Fused Operations in Tensorflow

Introduction

The computations in deep learning models are usually represented by a graph. Typically, operations in the graph are executed one by one, and each time we need to perform memory read and write for their inputs and outputs respectively, which could lead to performance issues since the offchip memory access is oftentimes expensive. One way to improve that is to fuse the operations into a big one to reduce such memory footprint. Apparently, it is impractical to replace the whole graph into a monolithic operation; however, there are indeed many patterns (a subgraph showing how operations are wired together) that are quite common among various models, such as a convolution followed by a bias addition or a batch normalization followed by a relu activation. Tensorflow remaps these patterns onto more efficient implementations via the grappler remapper optimizer. This post will discuss how the fusion is actually triggered in TF with a focus on the convolution related patterns.

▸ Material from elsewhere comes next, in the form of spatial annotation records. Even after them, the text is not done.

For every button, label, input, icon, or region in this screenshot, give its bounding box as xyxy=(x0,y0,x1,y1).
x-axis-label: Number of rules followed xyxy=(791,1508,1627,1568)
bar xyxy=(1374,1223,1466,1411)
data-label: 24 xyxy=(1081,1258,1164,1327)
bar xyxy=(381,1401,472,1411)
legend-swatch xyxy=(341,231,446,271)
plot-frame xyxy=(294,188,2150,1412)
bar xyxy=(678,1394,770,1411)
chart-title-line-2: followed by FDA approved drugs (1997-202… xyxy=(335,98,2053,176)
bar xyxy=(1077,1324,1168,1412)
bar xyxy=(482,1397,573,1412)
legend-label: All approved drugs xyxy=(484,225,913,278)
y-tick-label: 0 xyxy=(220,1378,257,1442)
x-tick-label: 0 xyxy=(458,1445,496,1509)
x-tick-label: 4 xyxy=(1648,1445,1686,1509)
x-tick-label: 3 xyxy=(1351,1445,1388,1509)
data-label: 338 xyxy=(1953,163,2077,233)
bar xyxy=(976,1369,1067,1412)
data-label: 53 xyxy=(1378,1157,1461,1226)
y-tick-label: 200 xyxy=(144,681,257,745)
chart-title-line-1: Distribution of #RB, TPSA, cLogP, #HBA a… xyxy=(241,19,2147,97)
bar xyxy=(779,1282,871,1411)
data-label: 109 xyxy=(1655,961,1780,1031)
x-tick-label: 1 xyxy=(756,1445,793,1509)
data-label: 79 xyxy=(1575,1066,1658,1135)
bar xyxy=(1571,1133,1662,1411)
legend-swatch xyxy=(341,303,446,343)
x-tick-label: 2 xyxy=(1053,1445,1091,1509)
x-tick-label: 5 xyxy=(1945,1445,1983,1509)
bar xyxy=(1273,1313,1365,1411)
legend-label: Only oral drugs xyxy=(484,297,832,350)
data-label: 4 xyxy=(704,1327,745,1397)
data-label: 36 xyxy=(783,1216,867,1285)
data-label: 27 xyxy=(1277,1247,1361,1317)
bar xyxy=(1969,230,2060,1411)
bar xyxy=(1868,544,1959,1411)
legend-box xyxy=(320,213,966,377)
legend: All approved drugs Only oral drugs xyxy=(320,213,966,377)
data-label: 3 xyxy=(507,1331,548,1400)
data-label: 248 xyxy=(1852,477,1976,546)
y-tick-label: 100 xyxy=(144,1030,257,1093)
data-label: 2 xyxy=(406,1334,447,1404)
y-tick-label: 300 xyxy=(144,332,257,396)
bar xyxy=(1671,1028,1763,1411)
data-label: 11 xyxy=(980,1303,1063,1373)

Below is the head part of the python script showing the configs we will use in the following tests. At the very beginning, we turn on the remapper’s logging to show whether the target patterns are successfuly fused.

import os
os.environ['TF_CPP_VMODULE'] = 'remapper=2'

import tensorflow as tf
import numpy as np

use_nhwc = True

N, H, W, C = 1, 2, 3, 3
k, r, s, c = 3, 2, 2, C

if use_nhwc:
  x_format = 'NHWC'
  x_format_keras = 'channels_last'
  bias_format = 'N...C'
  x_shape = (N, H, W, C)
  channel_axis = -1
else:
  x_format = 'NCHW'
  x_format_keras = 'channels_first'
  bias_format = 'NC...'
  x_shape = (N, C, H, W)
  channel_axis = 1

Mechanism of Grappler Remapper

For a given graph, TF uses the grappler remapper to look for the supported patterns and if found, it replaces them with a single fused operation. To do this, there are roughly three steps in the overall process:

  1. Perform a topological sort of the graph.
  2. Sweep reversely through the sorted operations. For each operation, if it is the root of a supported pattern (i.e. the last operation in pattern), perform a thorough match.
  3. When the thorough match succeeds, replace all the matched operations with a single fused operation and rewire the fanin/fanout edges accordingly.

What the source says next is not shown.